Highly reduced and ordered TiO2 nanotube arrays have been fabricated using two-step anodization and three-electrode reduction. A proton-electron coupled reduction mechanism has been proposed based on the combined paradigms of a conventional energy-band model and chemical evolution of basic building blocks of TiO2. Under optimized reduction conditions, about 22% of Ti4+ ions in tube surface regions are converted into Ti3+ ions while the morphology of the highly reduced TiO2 nanotube arrays keeps unchanged.
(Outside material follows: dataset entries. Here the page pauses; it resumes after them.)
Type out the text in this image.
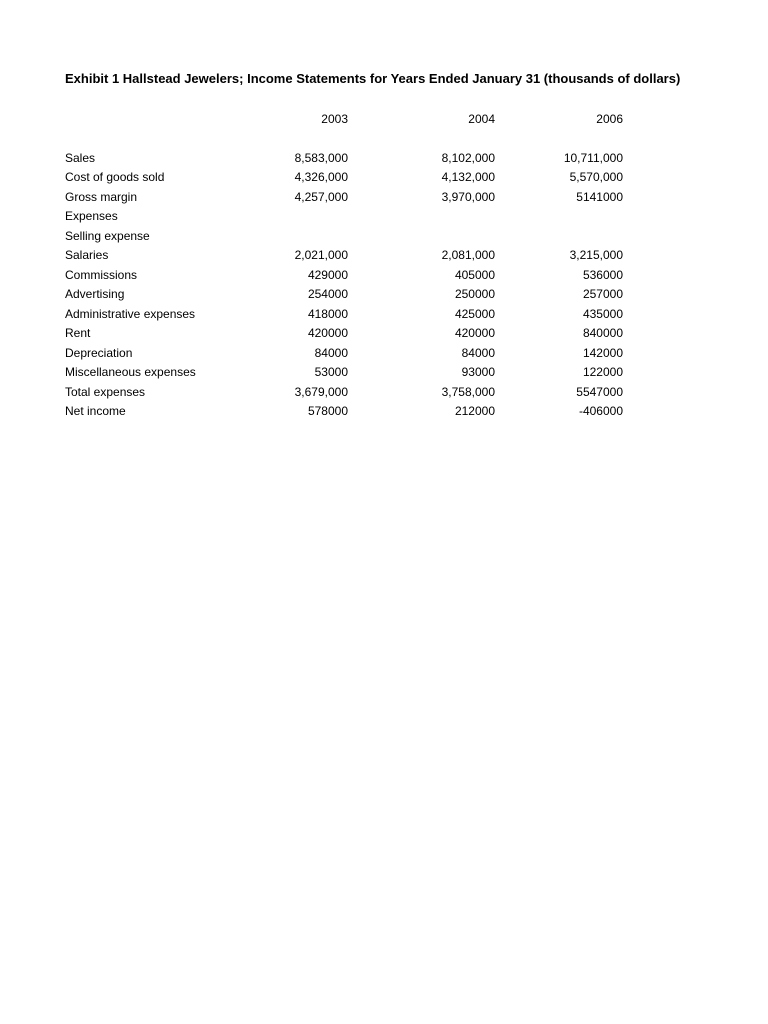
Exhibit 1 Hallstead Jewelers; Income Statements for Years Ended January 31 (thousands of dollars)
2003	2004	2006
Sales	8,583,000	8,102,000	10,711,000
Cost of goods sold	4,326,000	4,132,000	5,570,000
Gross margin	4,257,000	3,970,000	5141000
Expenses
Selling expense
Salaries	2,021,000	2,081,000	3,215,000
Commissions	429000	405000	536000
Advertising	254000	250000	257000
Administrative expenses	418000	425000	435000
Rent	420000	420000	840000
Depreciation	84000	84000	142000
Miscellaneous expenses	53000	93000	122000
Total expenses	3,679,000	3,758,000	5547000
Net income	578000	212000	-406000
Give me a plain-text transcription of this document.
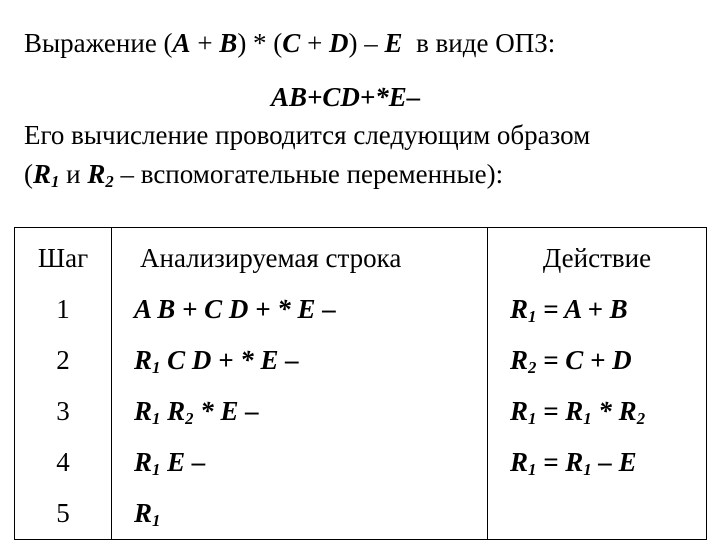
Выражение (A + B) * (C + D) – E  в виде ОПЗ:
AB+CD+*E–
Его вычисление проводится следующим образом
($R_1$ и $R_2$ – вспомогательные переменные):
Шаг	Анализируемая строка	Действие
1	A B + C D + * E –	$R_1 = A + B$
2	$R_1$ C D + * E –	$R_2 = C + D$
3	$R_1$ $R_2$ * E –	$R_1 = R_1 * R_2$
4	$R_1$ E –	$R_1 = R_1 - E$
5	$R_1$	
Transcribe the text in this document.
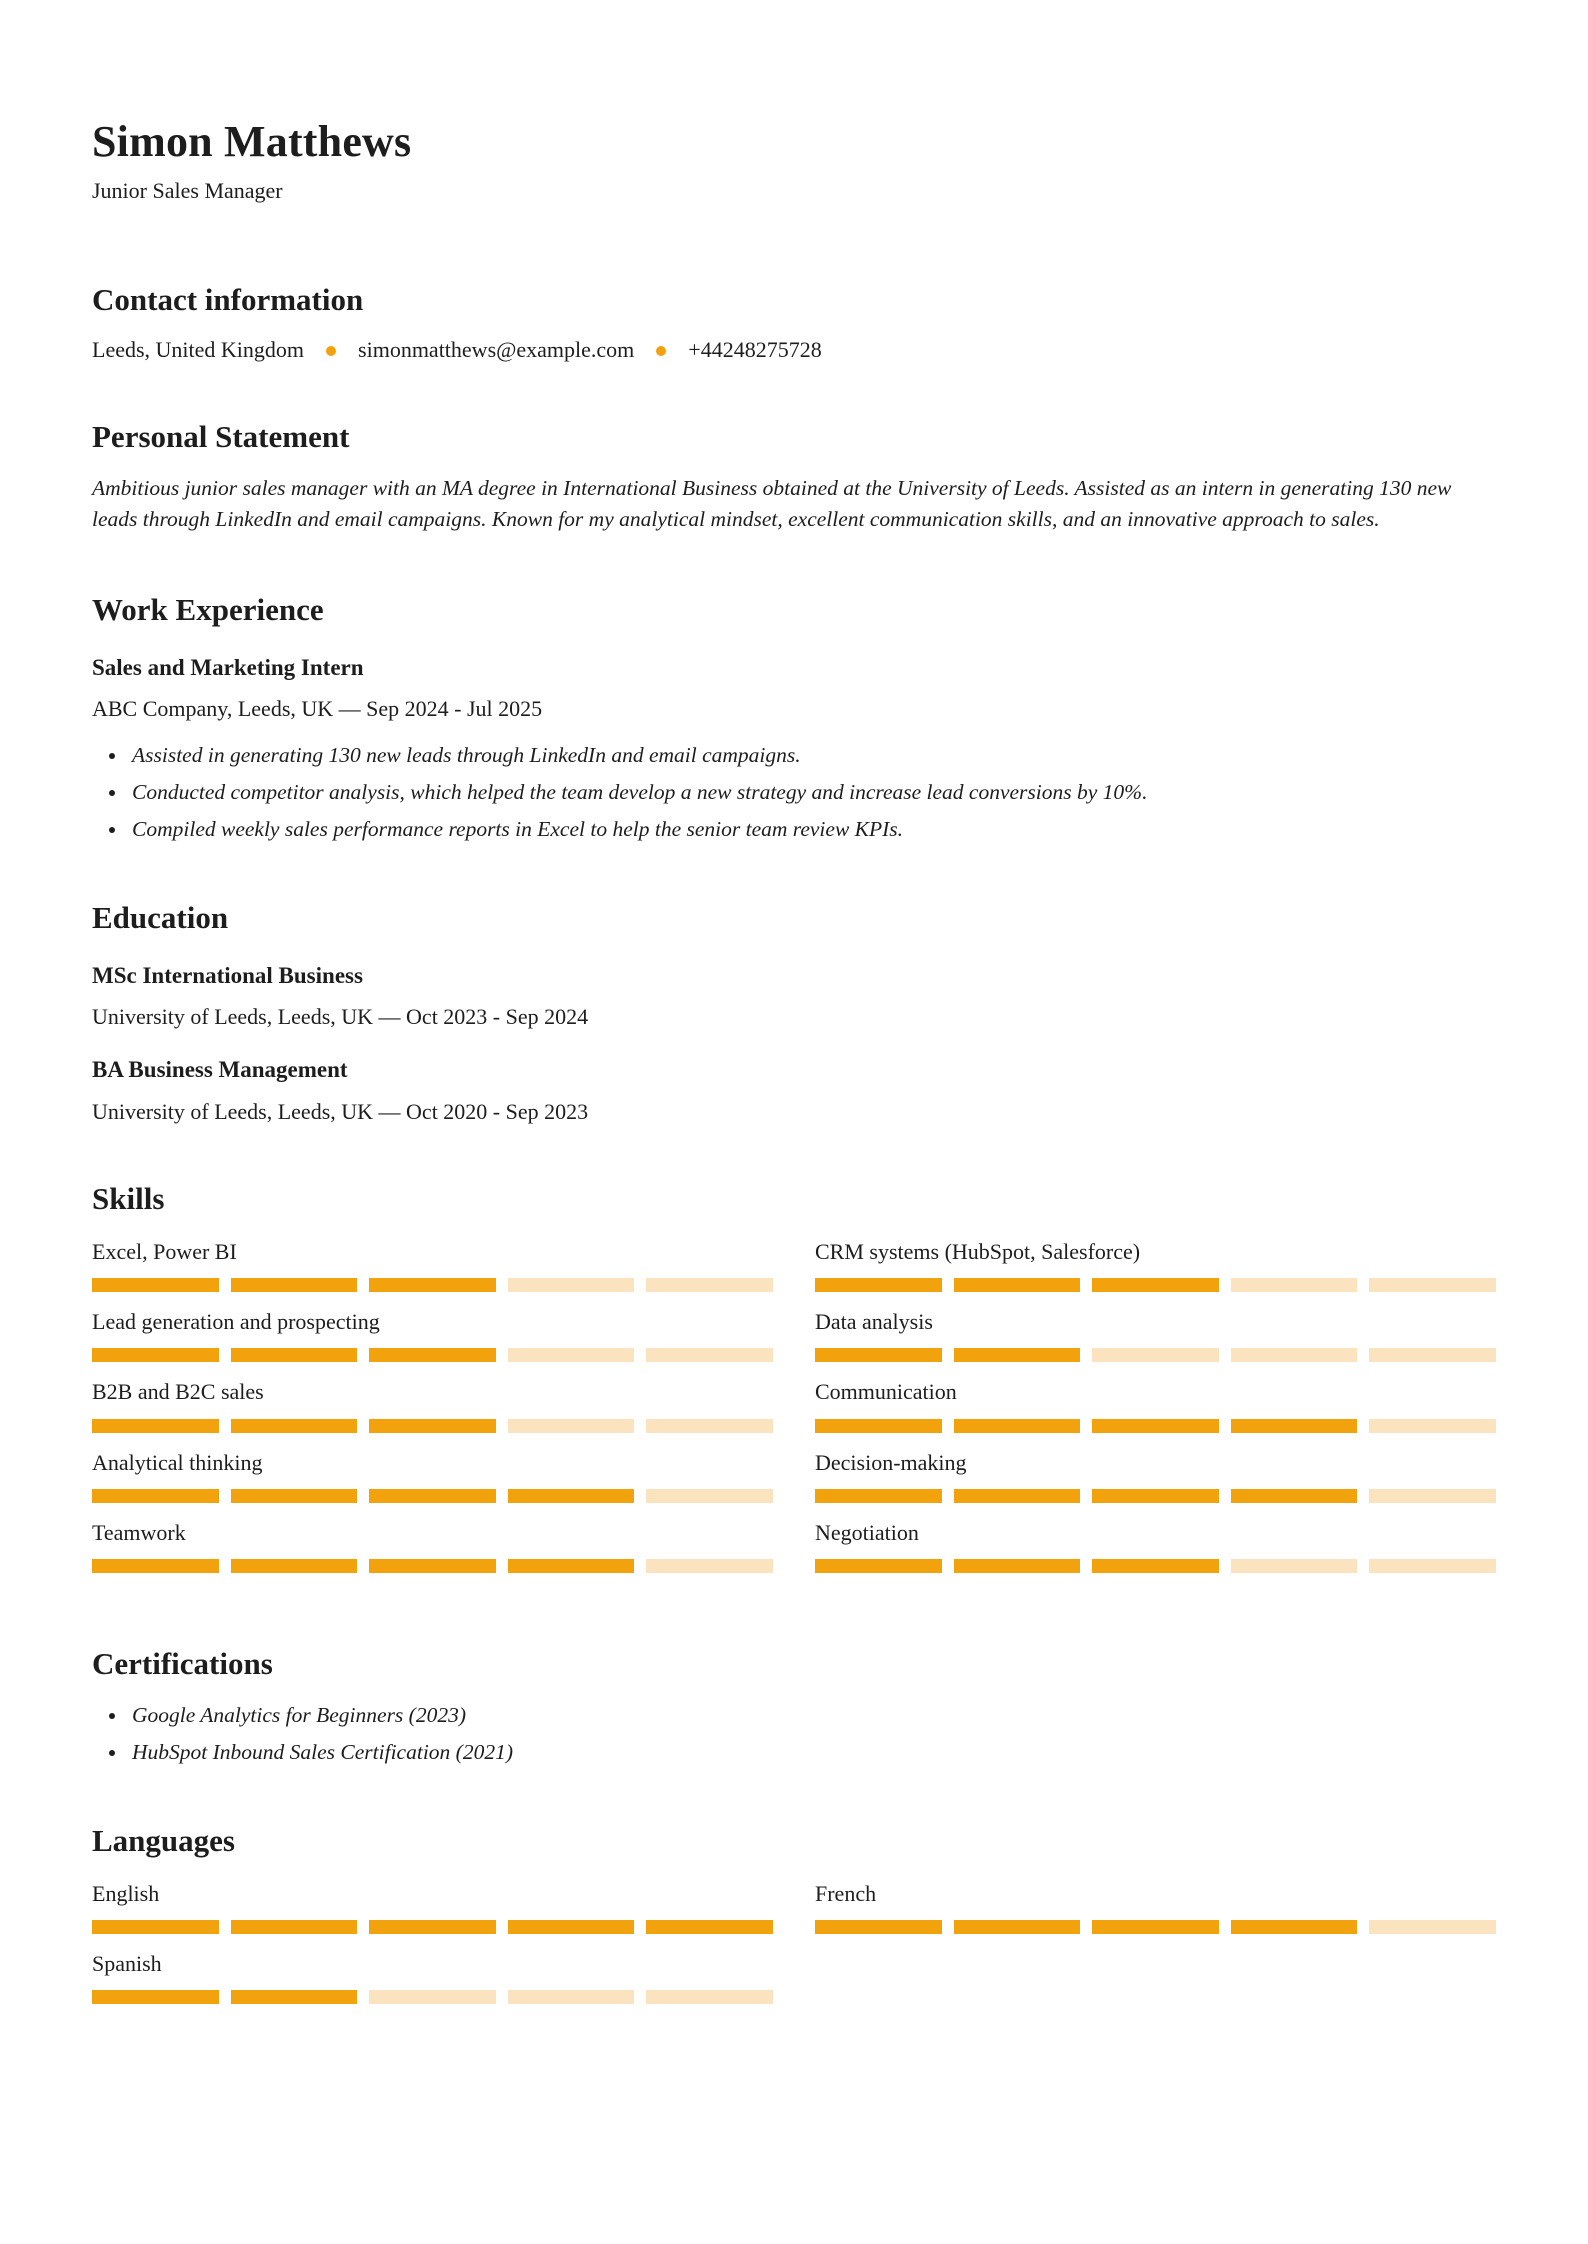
Simon Matthews
Junior Sales Manager
Contact information
Leeds, United Kingdom simonmatthews@example.com +44248275728
Personal Statement

Ambitious junior sales manager with an MA degree in International Business obtained at the University of Leeds. Assisted as an intern in generating 130 new leads through LinkedIn and email campaigns. Known for my analytical mindset, excellent communication skills, and an innovative approach to sales.

Work Experience
Sales and Marketing Intern
ABC Company, Leeds, UK — Sep 2024 - Jul 2025
• Assisted in generating 130 new leads through LinkedIn and email campaigns.
• Conducted competitor analysis, which helped the team develop a new strategy and increase lead conversions by 10%.
• Compiled weekly sales performance reports in Excel to help the senior team review KPIs.
Education
MSc International Business
University of Leeds, Leeds, UK — Oct 2023 - Sep 2024
BA Business Management
University of Leeds, Leeds, UK — Oct 2020 - Sep 2023
Skills
Excel, Power BI
Lead generation and prospecting
B2B and B2C sales
Analytical thinking
Teamwork
CRM systems (HubSpot, Salesforce)
Data analysis
Communication
Decision-making
Negotiation
Certifications
• Google Analytics for Beginners (2023)
• HubSpot Inbound Sales Certification (2021)
Languages
English	French
Spanish
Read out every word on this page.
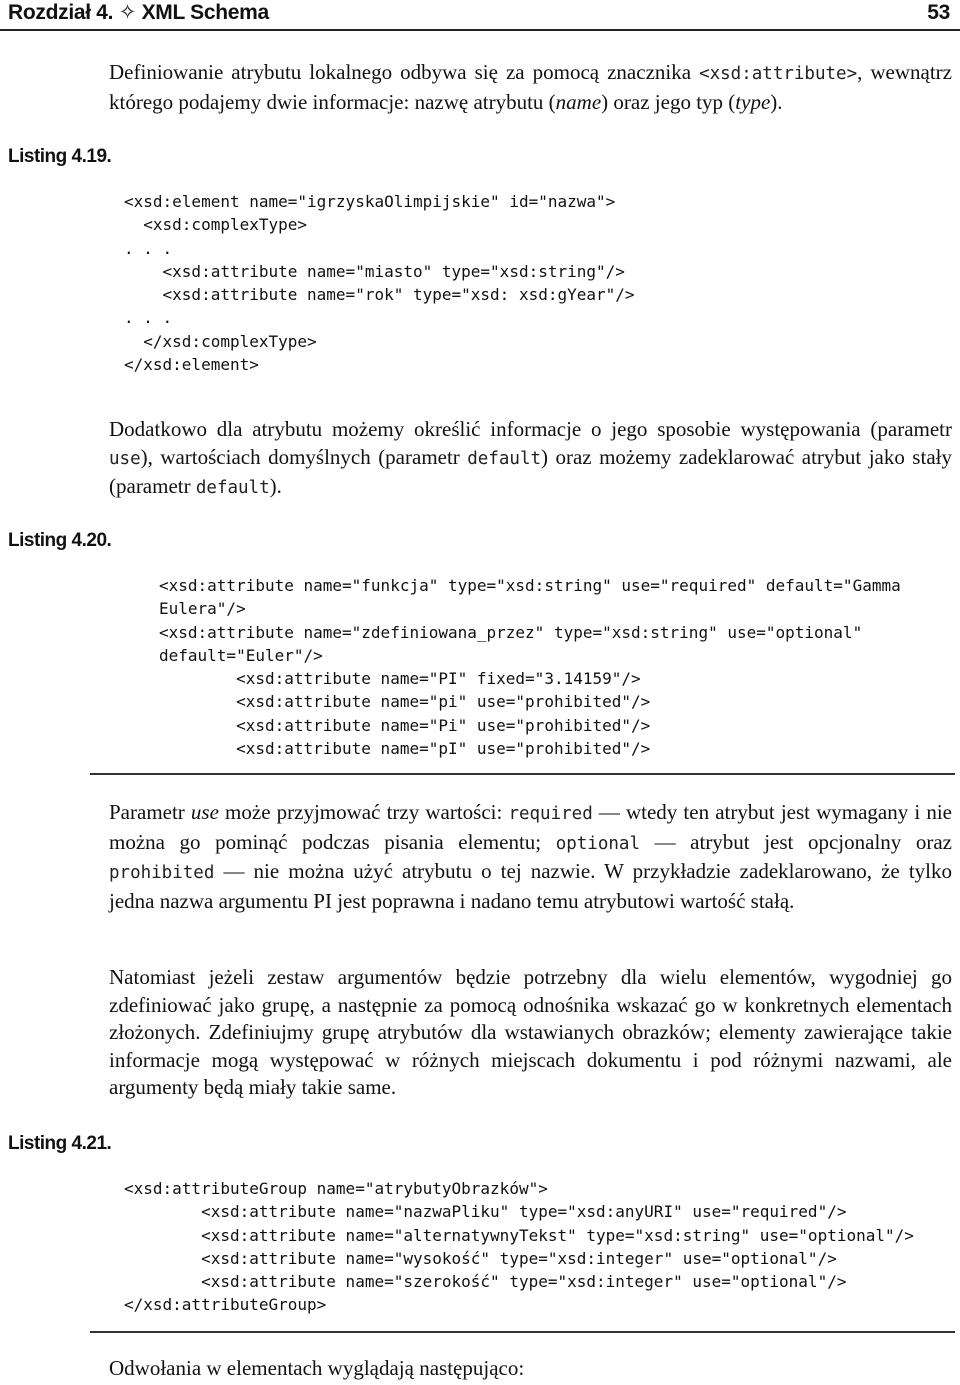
Rozdział 4. ✧ XML Schema	53

Definiowanie atrybutu lokalnego odbywa się za pomocą znacznika <xsd:attribute>, wewnątrz którego podajemy dwie informacje: nazwę atrybutu (name) oraz jego typ (type).

Listing 4.19.
<xsd:element name="igrzyskaOlimpijskie" id="nazwa">
<xsd:complexType>
. . .
<xsd:attribute name="miasto" type="xsd:string"/>
<xsd:attribute name="rok" type="xsd: xsd:gYear"/>
. . .
</xsd:complexType>
</xsd:element>

Dodatkowo dla atrybutu możemy określić informacje o jego sposobie występowania (parametr use), wartościach domyślnych (parametr default) oraz możemy zadeklarować atrybut jako stały (parametr default).

Listing 4.20.
<xsd:attribute name="funkcja" type="xsd:string" use="required" default="Gamma
Eulera"/>
<xsd:attribute name="zdefiniowana_przez" type="xsd:string" use="optional"
default="Euler"/>
<xsd:attribute name="PI" fixed="3.14159"/>
<xsd:attribute name="pi" use="prohibited"/>
<xsd:attribute name="Pi" use="prohibited"/>
<xsd:attribute name="pI" use="prohibited"/>

Parametr use może przyjmować trzy wartości: required — wtedy ten atrybut jest wymagany i nie można go pominąć podczas pisania elementu; optional — atrybut jest opcjonalny oraz prohibited — nie można użyć atrybutu o tej nazwie. W przykładzie zadeklarowano, że tylko jedna nazwa argumentu PI jest poprawna i nadano temu atrybutowi wartość stałą.

Natomiast jeżeli zestaw argumentów będzie potrzebny dla wielu elementów, wygodniej go zdefiniować jako grupę, a następnie za pomocą odnośnika wskazać go w konkretnych elementach złożonych. Zdefiniujmy grupę atrybutów dla wstawianych obrazków; elementy zawierające takie informacje mogą występować w różnych miejscach dokumentu i pod różnymi nazwami, ale argumenty będą miały takie same.

Listing 4.21.
<xsd:attributeGroup name="atrybutyObrazków">
<xsd:attribute name="nazwaPliku" type="xsd:anyURI" use="required"/>
<xsd:attribute name="alternatywnyTekst" type="xsd:string" use="optional"/>
<xsd:attribute name="wysokość" type="xsd:integer" use="optional"/>
<xsd:attribute name="szerokość" type="xsd:integer" use="optional"/>
</xsd:attributeGroup>

Odwołania w elementach wyglądają następująco:
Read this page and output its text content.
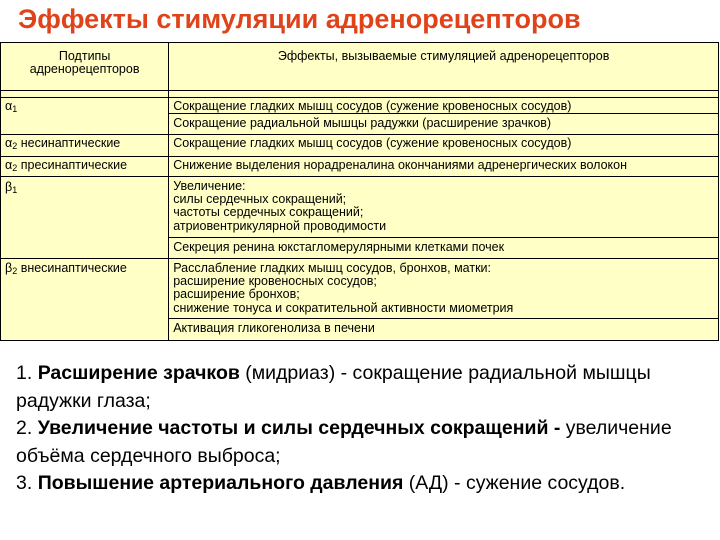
Эффекты стимуляции адренорецепторов
Подтипы адренорецепторов	Эффекты, вызываемые стимуляцией адренорецепторов

$\alpha_1$	Сокращение гладких мышц сосудов (сужение кровеносных сосудов)
	Сокращение радиальной мышцы радужки (расширение зрачков)
$\alpha_2$ несинаптические	Сокращение гладких мышц сосудов (сужение кровеносных сосудов)
$\alpha_2$ пресинаптические	Снижение выделения норадреналина окончаниями адренергических волокон

$\beta_1$	Увеличение:
силы сердечных сокращений;
частоты сердечных сокращений;
атриовентрикулярной проводимости

	Секреция ренина юкстагломерулярными клетками почек
$\beta_2$ внесинаптические	Расслабление гладких мышц сосудов, бронхов, матки:
расширение кровеносных сосудов;
расширение бронхов;
снижение тонуса и сократительной активности миометрия

	Активация гликогенолиза в печени

1. Расширение зрачков (мидриаз) - сокращение радиальной мышцы радужки глаза;

2. Увеличение частоты и силы сердечных сокращений - увеличение объёма сердечного выброса;

3. Повышение артериального давления (АД) - сужение сосудов.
The reduced nanotube arrays show superior electrochemical properties such as high areal capacitance, good rate capability, and high cycling stability. The areal capacitance of the reduced electrode is 24.07 mF cm−2 at a scan rate of 10 mV s−1, much higher than that of the pristine TiO2 nanotube arrays (0.02 mF cm−2). This kind of highly reduced one-dimensional oxide nanostructures can find a large array of applications in supercapacitors, photocatalysis, electrochromic display, and Li ion batteries.